Im Jahr 2021 führten Sie wegen der Pandemie viel mehr telefonische Beratungen durch als in den Vorjahren. Wie hat sich das im letzten Jahr entwickelt?
Anfang Jahr führten wir noch mehr telefonische Beratungen durch, ab dem Frühling überwogen dann wieder die persönlichen Gespräche.
Verteilen sich die Beratungen gleichmässig aufs Jahr oder erleben Sie besonders intensive Momente?
Die Nachfrage ist relativ ausgeglichen, mit einer leichten Zunahme im Januar. Viele trinken über die Festtage viel, manche zu viel. Sie sagen sich im Januar dann: «Das muss ich jetzt angehen.»
Inwiefern unterscheidet sich das Verhalten von Suchterkrankten je nach Substanz?
Das ist schwierig zu sagen.

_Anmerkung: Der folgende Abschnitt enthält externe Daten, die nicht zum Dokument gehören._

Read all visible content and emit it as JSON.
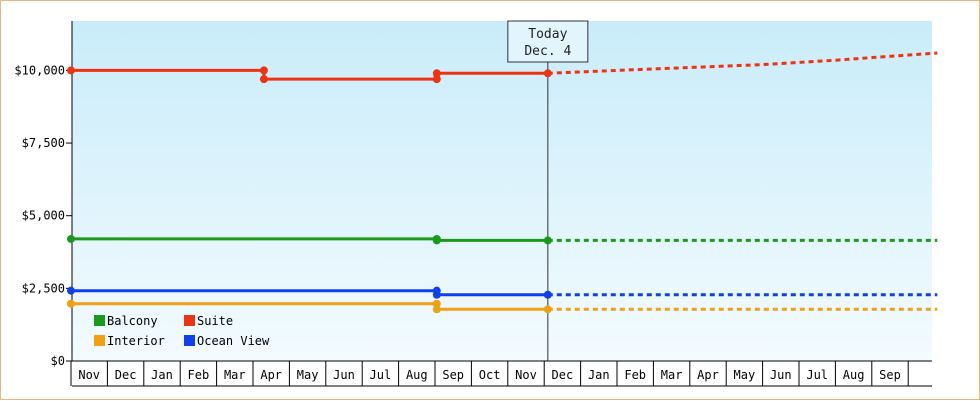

Was wir aber feststellen: Beim Alkohol wird mehr gelogen. Zudem geht es bei Alkoholkranken sehr lange, bis sich etwas ändert. Lange heisst es von Betroffenen: «Es ist ja nicht so schlimm.»
Welchen politischen und gesellschaftlichen Wandel wünschen Sie sich im Umgang mit der Sucht?
Dass man die Sucht und die Süchtigen entkriminalisiert, den Konsum von Opiaten und Cannabis legalisiert und den illegalen Markt so austrocknet. Von der Gesellschaft wünsche ich mehr Akzeptanz gegenüber Menschen, die nicht trinken. Heute werden sie schnell ausgegrenzt.